Rituximab is a genetically engineered monoclonal antibody consisting of the variable region of a murine anti-CD20 antibody and the constant regions of human IgG1 heavy and light chains (9). The addition of rituximab to the CHOP regimen improves outcomes in patients with newly diagnosed diffuse large B-cell lymphoma (10), and rituximab-CHOP with or without field radiotherapy is recommended as the first-line treatment for primary cutaneous diffuse large B-cell lymphoma, leg type (11). Recently, outcomes of IVLBL patients who received chemotherapy either with or without rituximab were analysed (4, 6, 7). Complete response rates and survival outcomes were significantly higher in the rituximab-treated groups (4, 7). However, the outcomes of patients with cutaneous disease variants were not separately described.

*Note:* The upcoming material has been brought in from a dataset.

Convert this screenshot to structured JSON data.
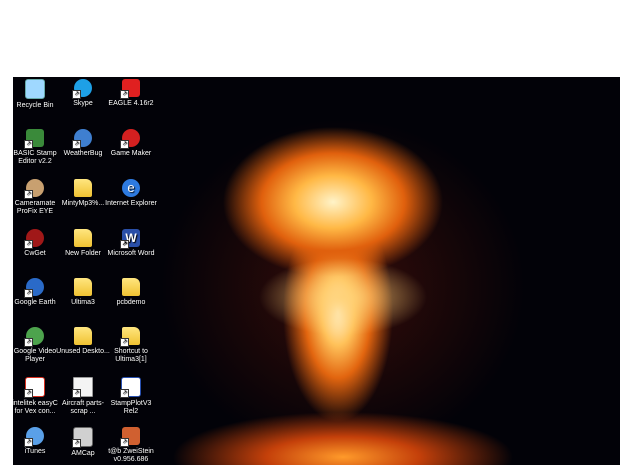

Rituximab-induced interstitial lung disease is very rare, but can be fatal (12, 13). Patients with this condition are usually elderly and present with dyspnoea, dry cough, hypoxemia, and occasionally fever (12). HRCT of the lung shows diffuse interstitial patterns, and a lung biopsy can demonstrate interstitial inflammation or fibrosis (12, 13). The mechanism of this lung injury remains unclear (12). Reported underlying diseases include chronic lymphocytic leukaemia, diffuse large B-cell lymphoma, mantle cell lymphoma, immune thrombocytopenic purpura, and extranodal marginal zone B cell lymphoma (13, 14). However, no report of rituximab-induced interstitial lung disease arising from IVLBL has appeared in the literature.
In summary, we report here a patient with primary cutaneous IVLBL treated with rituximab-CHOP and complicated by rituximab-induced interstitial lung disease successfully treated with intravenous corticosteroids.